Celebrating 100 years of UR chemical engineering: The move to River Campus
February 2, 2015
(This is a view of the engineering lab circa 1915 when the University was still at the Prince Street campus. Compare to photo of ChemE's recently renovated undergraduate lab in photo at bottom.)
ChemE’s first home was in the Carnegie Laboratory on the Prince Street campus near downtown Rochester.
“The two-story building of rather austere design had a large open laboratory space in the basement and classrooms and drafting rooms on the upper levels,” writes John C. Friedly, former chair of the department, in his book commemorating ChemE’s 75th anniversary. “The laboratory was equipped with large steam engines and electrical apparatus for the training of up-to-date engineers.”
When the University moved its men’s classes to the River Campus in 1930, ChemE moved into a new three-floor Engineering Building (now called Gavett Hall), along with mechanical engineering.
ChemE’s current home has undergone substantial renovations since then.

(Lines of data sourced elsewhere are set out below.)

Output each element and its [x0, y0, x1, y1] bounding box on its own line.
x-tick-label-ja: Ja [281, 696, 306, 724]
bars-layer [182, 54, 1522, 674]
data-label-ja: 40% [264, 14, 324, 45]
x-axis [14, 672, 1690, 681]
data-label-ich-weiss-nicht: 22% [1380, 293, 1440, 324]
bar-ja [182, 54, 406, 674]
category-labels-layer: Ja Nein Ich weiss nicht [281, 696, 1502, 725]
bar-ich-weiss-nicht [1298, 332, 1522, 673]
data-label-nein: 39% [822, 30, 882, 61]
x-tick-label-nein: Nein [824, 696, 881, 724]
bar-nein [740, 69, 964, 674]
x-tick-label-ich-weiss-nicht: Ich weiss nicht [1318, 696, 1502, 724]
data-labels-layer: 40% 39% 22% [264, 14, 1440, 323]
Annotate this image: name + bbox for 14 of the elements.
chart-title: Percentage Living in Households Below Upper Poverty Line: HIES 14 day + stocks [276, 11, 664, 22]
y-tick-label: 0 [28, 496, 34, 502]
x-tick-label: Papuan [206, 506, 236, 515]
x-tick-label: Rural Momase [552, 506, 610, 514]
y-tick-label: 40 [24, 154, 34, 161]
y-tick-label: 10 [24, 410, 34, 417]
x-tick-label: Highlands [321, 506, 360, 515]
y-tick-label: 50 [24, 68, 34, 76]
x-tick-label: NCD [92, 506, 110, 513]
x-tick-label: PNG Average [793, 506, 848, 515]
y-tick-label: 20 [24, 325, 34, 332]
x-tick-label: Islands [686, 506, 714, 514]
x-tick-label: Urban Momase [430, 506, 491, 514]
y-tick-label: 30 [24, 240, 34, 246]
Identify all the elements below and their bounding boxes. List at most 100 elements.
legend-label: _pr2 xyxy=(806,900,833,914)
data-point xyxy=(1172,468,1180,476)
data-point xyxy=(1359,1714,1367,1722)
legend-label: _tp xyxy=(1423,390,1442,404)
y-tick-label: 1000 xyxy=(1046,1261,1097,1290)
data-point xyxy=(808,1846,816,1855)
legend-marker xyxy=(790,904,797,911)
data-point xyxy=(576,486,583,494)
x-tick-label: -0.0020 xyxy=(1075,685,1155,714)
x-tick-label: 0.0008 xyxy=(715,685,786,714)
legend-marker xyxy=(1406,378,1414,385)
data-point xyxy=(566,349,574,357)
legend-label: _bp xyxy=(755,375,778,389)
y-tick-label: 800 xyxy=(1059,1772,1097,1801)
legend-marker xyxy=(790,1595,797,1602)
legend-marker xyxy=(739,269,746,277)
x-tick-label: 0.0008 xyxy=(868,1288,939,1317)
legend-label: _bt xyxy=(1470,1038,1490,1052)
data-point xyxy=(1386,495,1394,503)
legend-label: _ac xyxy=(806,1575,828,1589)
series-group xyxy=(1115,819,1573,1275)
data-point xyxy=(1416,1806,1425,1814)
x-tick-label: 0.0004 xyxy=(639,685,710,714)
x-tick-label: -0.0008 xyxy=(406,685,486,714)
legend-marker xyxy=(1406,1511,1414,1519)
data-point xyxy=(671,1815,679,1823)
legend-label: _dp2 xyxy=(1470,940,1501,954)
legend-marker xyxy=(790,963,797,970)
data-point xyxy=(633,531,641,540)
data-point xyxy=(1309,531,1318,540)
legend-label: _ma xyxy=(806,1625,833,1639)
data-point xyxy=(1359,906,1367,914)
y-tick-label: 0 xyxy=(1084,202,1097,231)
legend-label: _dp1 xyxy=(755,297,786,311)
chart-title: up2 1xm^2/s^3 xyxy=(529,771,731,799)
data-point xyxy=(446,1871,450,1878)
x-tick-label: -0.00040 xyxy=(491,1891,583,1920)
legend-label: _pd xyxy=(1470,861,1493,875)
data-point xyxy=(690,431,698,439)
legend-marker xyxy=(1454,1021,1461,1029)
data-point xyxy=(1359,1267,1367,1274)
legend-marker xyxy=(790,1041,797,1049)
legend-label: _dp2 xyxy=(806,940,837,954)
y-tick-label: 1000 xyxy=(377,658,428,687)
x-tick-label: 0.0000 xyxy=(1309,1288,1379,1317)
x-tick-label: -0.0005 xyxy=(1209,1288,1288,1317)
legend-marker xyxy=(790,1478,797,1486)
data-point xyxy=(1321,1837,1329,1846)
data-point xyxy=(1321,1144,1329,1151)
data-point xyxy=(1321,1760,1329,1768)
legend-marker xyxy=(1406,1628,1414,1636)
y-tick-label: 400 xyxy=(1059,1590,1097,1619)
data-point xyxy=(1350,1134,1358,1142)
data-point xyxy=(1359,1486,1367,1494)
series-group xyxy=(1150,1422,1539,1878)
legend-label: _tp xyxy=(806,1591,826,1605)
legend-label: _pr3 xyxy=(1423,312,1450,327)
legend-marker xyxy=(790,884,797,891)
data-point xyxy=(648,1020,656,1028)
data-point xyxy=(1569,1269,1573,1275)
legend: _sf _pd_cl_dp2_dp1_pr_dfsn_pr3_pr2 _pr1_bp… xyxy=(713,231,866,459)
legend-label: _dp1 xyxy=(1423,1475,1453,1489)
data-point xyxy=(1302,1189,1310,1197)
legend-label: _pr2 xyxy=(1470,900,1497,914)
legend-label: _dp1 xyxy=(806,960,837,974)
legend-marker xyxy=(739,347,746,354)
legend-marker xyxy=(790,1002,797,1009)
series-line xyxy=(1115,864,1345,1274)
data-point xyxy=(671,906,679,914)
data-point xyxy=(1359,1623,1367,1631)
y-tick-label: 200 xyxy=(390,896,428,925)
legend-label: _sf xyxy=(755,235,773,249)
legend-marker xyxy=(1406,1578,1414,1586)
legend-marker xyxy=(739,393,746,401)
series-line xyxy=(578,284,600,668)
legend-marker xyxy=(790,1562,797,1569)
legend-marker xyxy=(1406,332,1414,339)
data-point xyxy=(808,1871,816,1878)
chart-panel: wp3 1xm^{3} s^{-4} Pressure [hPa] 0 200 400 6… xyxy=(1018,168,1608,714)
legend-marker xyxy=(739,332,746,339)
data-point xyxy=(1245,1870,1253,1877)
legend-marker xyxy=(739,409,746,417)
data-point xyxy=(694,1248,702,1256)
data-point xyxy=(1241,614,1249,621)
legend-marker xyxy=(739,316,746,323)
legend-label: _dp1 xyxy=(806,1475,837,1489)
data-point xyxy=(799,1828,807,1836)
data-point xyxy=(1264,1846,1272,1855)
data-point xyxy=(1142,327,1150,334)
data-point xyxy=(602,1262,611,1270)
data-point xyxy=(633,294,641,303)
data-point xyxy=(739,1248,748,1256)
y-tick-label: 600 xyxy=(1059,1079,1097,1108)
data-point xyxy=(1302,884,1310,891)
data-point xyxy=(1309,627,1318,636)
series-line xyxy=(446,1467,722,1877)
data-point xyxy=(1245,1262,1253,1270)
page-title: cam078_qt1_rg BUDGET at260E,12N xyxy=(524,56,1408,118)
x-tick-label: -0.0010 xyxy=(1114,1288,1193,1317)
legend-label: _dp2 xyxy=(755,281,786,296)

During the 1960s, for example, the University spent more than $800,000 to add 15,000 square feet to Gavett Hall and renovate much of its existing space, and another $1.5 million to build Hopeman Hall next door. This was in support of the new College of Engineering (established in 1958). ChemE continued to share space in Gavett with the Institute of Optics (which had been absorbed into the new college in 1961) and with MechE (which moved most of its program to Hopeman alongside the new department of Electrical Engineering). Even so, ChemE increased its square footage from 14,514 to 20,760 square feet.
Among the bills for this project, saved in the University’s Rare Books and Special Collections, is one for 11 lab tables (either 60x or 72x24x36 high) and 5 balance tables with glass or stone tops – all for a total of $2,331 delivered and installed!
Recently, ChemE has completely refurbished its undergraduate teaching labs, as shown in photo below, with new equipment and mobile benches to maximize lab usage.